PPF group is set to buy the largest Czech mobile phone operator

Photo: Tomáš Adamec

The investment group PPF has agreed to buy the Czech unit of the Spanish telecommunications firm Telefónica. The Czech PPF group will pay 63.6 billion crowns for the controlling stake in the country’s largest mobile operator. The transaction, which is one of the biggest telecommunications deals in the past few years, is yet to be approved by the European Commission.

Photo: Kristýna Maková
After months of speculation, the Czech Republic’s biggest mobile phone operator is to change hands. On Tuesday, the PPF investment group announced it had reached a deal with Spain’s Telefónica on the sale of 65.9 percent share in its Czech unit.

The price – 63.6 billion crowns, or 3.33 billion US dollars – is around 45 billion crowns less than what Telefónica paid for the stake in 2005; that, however, comes as no surprise as the company’s revenues have been falling every quarter since early 2009.

The future owner will be taking over almost 8 million mobile and land-line customers in the Czech Republic and 1.4 million in Slovakia, as well as some 52.5 billion crowns worth of property.

Telecommunications consultant Jiří Peterka says that PPF’s acquisition of the company could bring greater flexibility and innovation.

Jiří Peterka,  photo: Hynek Bulíř
“Being a part of an international brand you can rely on your background, but on the other hand, you cannot behave really independently, you have to respect the strategies of the owner. And now one of the operators is returning into Czech hands and so it can be very pro-active. I hope that the new owner will be financially sound in order to enhance its new acquisition, and build up the operator to innovate technically and in the business sense.”

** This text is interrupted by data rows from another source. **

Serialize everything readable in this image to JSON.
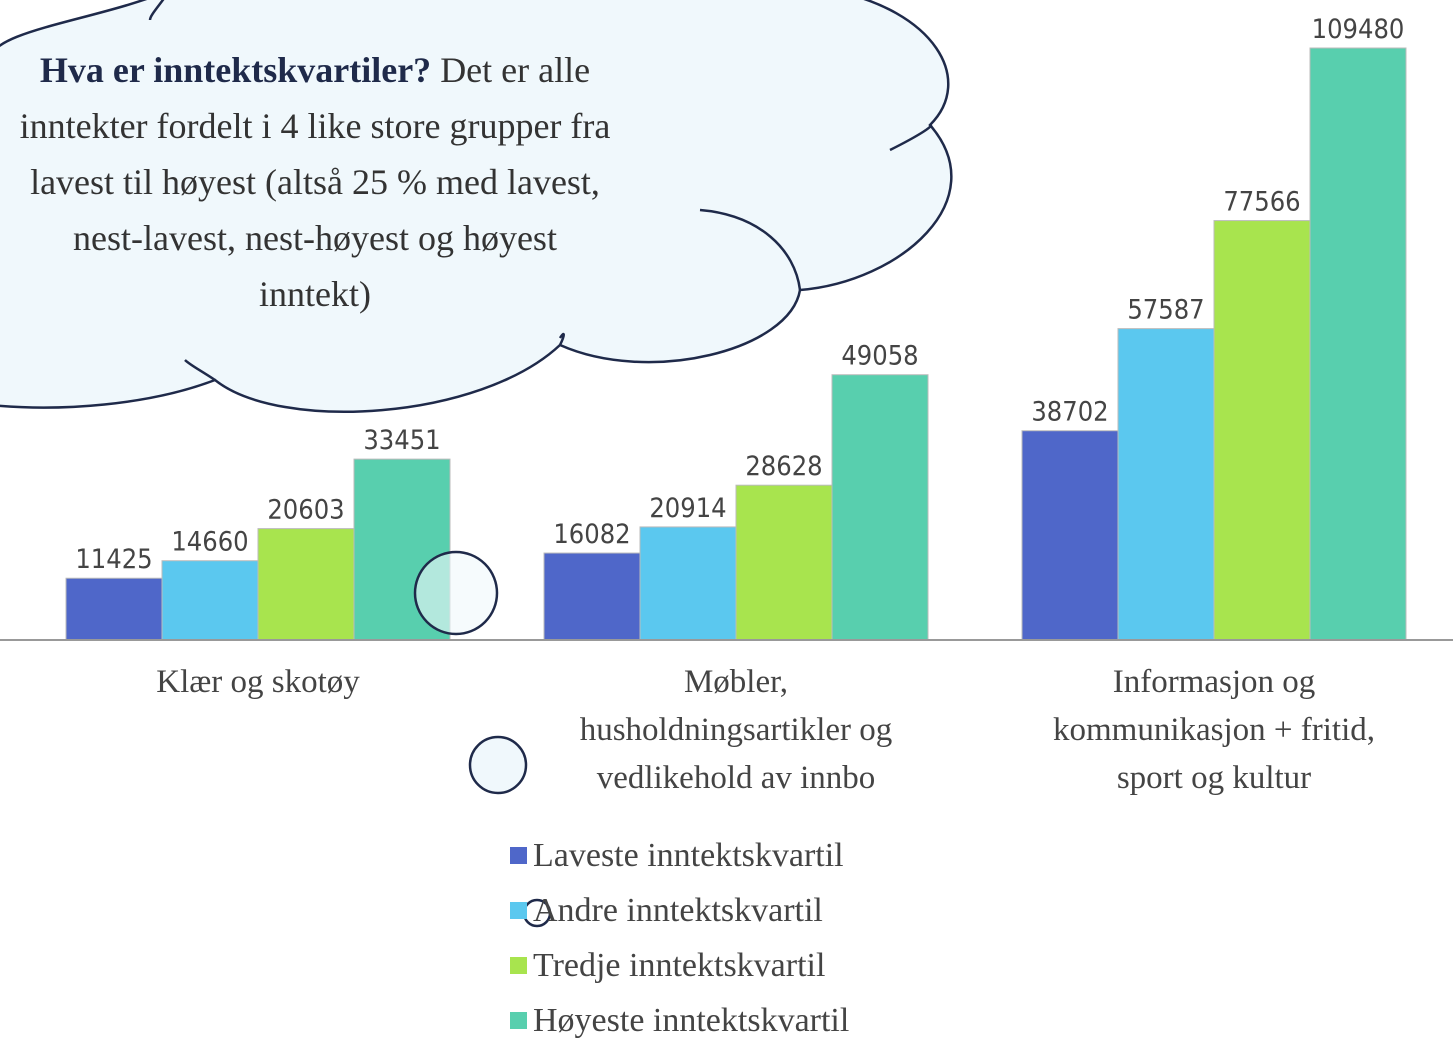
{
  "chart_data": {
    "type": "bar",
    "categories": [
      "Klær og skotøy",
      "Møbler, husholdningsartikler og vedlikehold av innbo",
      "Informasjon og kommunikasjon + fritid, sport og kultur"
    ],
    "series": [
      {
        "name": "Laveste inntektskvartil",
        "color": "#4f67c9",
        "values": [
          11425,
          16082,
          38702
        ]
      },
      {
        "name": "Andre inntektskvartil",
        "color": "#5bc8ef",
        "values": [
          14660,
          20914,
          57587
        ]
      },
      {
        "name": "Tredje inntektskvartil",
        "color": "#a8e44e",
        "values": [
          20603,
          28628,
          77566
        ]
      },
      {
        "name": "Høyeste inntektskvartil",
        "color": "#58cfae",
        "values": [
          33451,
          49058,
          109480
        ]
      }
    ],
    "legend": "bottom"
  },
  "annotation": {
    "title": "Hva er inntektskvartiler?",
    "lines": [
      "Det er alle",
      "inntekter fordelt i 4 like store grupper fra",
      "lavest til høyest (altså 25 % med lavest,",
      "nest-lavest, nest-høyest og høyest",
      "inntekt)"
    ]
  }
}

Most analysts expect that PPF, which belongs to the richest Czech Petr Kellner, will offer to buy out minority shareholders and eventually take it off the market. At Prague Stock Exchnage, Telefonica Czech’s shares dropped slightly after the deal was announced.

Miroslav Motejlek, who runs the business news website motejlek.com, says the deal fits PPF’s long-term investment strategy.

“The group has very large financial resources at their disposal, so it has to use them somewhere. From the regional perspective, it is hard to find another asset of this size, which it could buy.”

Photo: Barbora Kmentová
An important factor behind the deal seems to be the Czech mobile regulator’s re-run auction of 4G mobile frequencies, which is to start on November 11. PPF was a major bidder in the first unsuccessful auction, and was planning to launch a new mobile operator. Jiří Peterka says the deal will give the group a much stronger position for the upcoming bid.

“Telefónica wants to lower their debt so they want to sell their stake in the Czech Telefónica as soon as possible; and the new owner, the PPF group, wants to buy the stake as soon as possible, because bidding is starting in a few days. And of course, the group that takes part in the auction needs a new strategy. They have to know how much money they can spend, how they can behave. I think they had to make this deal before the bidding began.”